The system is accessible function passing by a sort ordering that equates all sorts.

We start by computing the following initial DP problem:

  P1. (1)  le#(s(U), s(V)) => le#(U, V)
      (2)  eq#(s(X1), s(Y1)) => eq#(X1, Y1)
      (3)  minsort#(cons(X2, Y2)) => min#(X2, Y2)
      (4)  minsort#(cons(X2, Y2)) => min#(X2, Y2)
      (5)  minsort#(cons(X2, Y2)) => del#(min(X2, Y2), cons(X2, Y2))
      (6)  minsort#(cons(X2, Y2)) => minsort#(del(min(X2, Y2), cons(X2, Y2)))
      (7)  min#(V2, cons(W2, P2)) => le#(V2, W2)
      (8)  min#(V2, cons(W2, P2)) => min#(V2, P2)
      (9)  min#(V2, cons(W2, P2)) => min#(W2, P2)
      (10) min#(V2, cons(W2, P2)) => if#(le(V2, W2), min(V2, P2), min(W2, P2))
      (11) del#(Y3, cons(U3, V3)) => eq#(Y3, U3)
      (12) del#(Y3, cons(U3, V3)) => del#(Y3, V3)
      (13) del#(Y3, cons(U3, V3)) => if#(eq(Y3, U3), V3, cons(U3, del(Y3, V3)))
      (14) map#(J3, cons(X4, Y4)) => map#(J3, Y4)
      (15) filter#(H4, cons(W4, P4)) => filter2#(H4(W4), H4, W4, P4)
      (16) filter2#(true, F5, Y5, U5) => filter#(F5, U5)
      (17) filter2#(false, H5, W5, P5) => filter#(H5, P5)

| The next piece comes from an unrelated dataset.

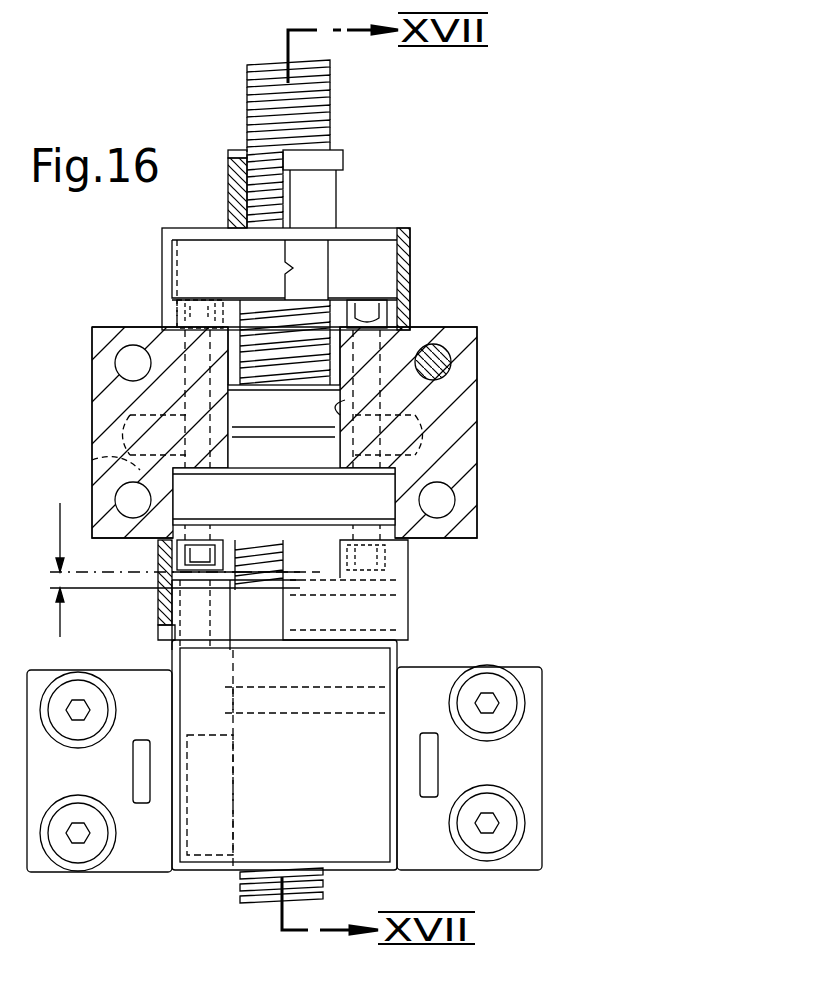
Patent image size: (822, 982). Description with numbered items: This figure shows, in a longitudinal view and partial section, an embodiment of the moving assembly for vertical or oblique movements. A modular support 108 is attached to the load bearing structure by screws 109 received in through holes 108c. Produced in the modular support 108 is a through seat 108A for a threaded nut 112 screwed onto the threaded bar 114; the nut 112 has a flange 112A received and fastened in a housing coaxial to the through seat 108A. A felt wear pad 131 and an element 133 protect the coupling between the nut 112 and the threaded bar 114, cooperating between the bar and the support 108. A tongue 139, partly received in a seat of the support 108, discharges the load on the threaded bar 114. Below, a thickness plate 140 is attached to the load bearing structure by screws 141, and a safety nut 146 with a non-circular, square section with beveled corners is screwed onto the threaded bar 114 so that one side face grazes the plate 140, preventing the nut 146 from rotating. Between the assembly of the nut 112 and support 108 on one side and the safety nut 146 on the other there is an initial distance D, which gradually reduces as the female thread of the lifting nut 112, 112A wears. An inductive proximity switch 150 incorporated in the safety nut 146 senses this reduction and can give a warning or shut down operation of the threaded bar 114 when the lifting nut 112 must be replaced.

***** We apply the Graph Processor on P1.

Considering the 7 SCCs, this DP problem is split into the following new problems.

  P2. (1) le#(s(U), s(V)) => le#(U, V)

  P3. (1) eq#(s(X1), s(Y1)) => eq#(X1, Y1)

  P4. (1) min#(V2, cons(W2, P2)) => min#(V2, P2)
      (2) min#(V2, cons(W2, P2)) => min#(W2, P2)

  P5. (1) del#(Y3, cons(U3, V3)) => del#(Y3, V3)

  P6. (1) minsort#(cons(X2, Y2)) => minsort#(del(min(X2, Y2), cons(X2, Y2)))

  P7. (1) map#(J3, cons(X4, Y4)) => map#(J3, Y4)

  P8. (1) filter#(H4, cons(W4, P4)) => filter2#(H4(W4), H4, W4, P4)
      (2) filter2#(true, F5, Y5, U5) => filter#(F5, U5)
      (3) filter2#(false, H5, W5, P5) => filter#(H5, P5)

***** We apply the Subterm Criterion Processor on P2.

We use the following projection function:

  nu(le#) = 1

We thus have:

  (1) s(U) |>| U

All DPs are strictly oriented, and may be removed.  Hence, this DP problem is finite.

***** We apply the Subterm Criterion Processor on P3.

We use the following projection function:

  nu(eq#) = 1

We thus have:

  (1) s(X1) |>| X1

All DPs are strictly oriented, and may be removed.  Hence, this DP problem is finite.

***** We apply the Subterm Criterion Processor on P4.

We use the following projection function:

  nu(min#) = 2

We thus have:

  (1) cons(W2, P2) |>| P2
  (2) cons(W2, P2) |>| P2

All DPs are strictly oriented, and may be removed.  Hence, this DP problem is finite.

***** We apply the Subterm Criterion Processor on P5.

We use the following projection function:

  nu(del#) = 2

We thus have:

  (1) cons(U3, V3) |>| V3

All DPs are strictly oriented, and may be removed.  Hence, this DP problem is finite.

***** No progress could be made on DP problem P6.